In a PR system, you vote for a party that isn't part of the ruling coalition, you have no representation at all. Because it's not a good representative system. The power lies solely in the parties forming the ruling coalition, If you can get 50% + 1 votes for your party by screwing over minorities your party rules the country. PR systems have more of a tendency towards radical right wing politics because there's less need to represent minority interests. In a Community Representation system if even five members of a party are in close districts in communities with a significant number of minorities that might be the deciding factor that can change party policy.

And this isn't really theoretical either. The EU is PR and has countries leaving because they don't feel represented and they've taking a turn towards the extreme right. Israel has a PR system and it's current ruling coalition is made up of a right wing party that has to make concessions to extreme right parties to stay in power. Before claiming PR is better than a community representation system then I suggest closing the spreadsheet for a few minutes and look at the real world track record of PR systems. I've had conversations with people in Europe that are a little jealous of us for having community representation.

Of course any democratic system will fail without participation of the people. So make sure you go and vote.

[–] positiveWHAT@lemmy.world 1 points 2 months ago

It may not be the person you voted for, but there is someone that’s supposed to represent your community.

That's a weird take on politics. "Hitler comes from my place so he represents me."

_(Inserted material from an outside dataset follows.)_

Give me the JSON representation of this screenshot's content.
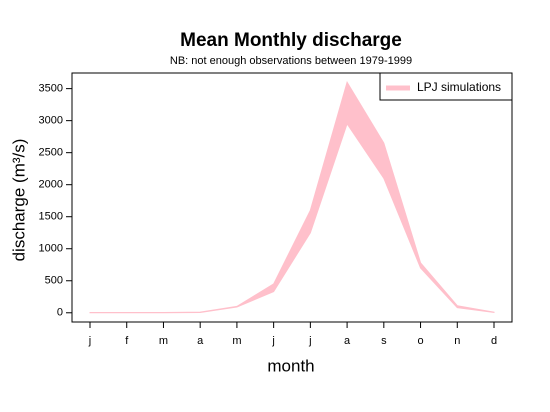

As a non-EU European I vote on country politics at the national elections, and local politics at the county elections. That way I have local representation in local matters, and national representation at national matters.
The current right wing surge in Europe is mostly because people don't like the amount of Muslim immigrants and most countries have only far right parties that rides on that matter. Plus Russian influence I assume.

You do not get a good political landscape with one seat districts that can even be gerrymandered. Every fucking US state house is divided in DEM and REP, that's not healthy.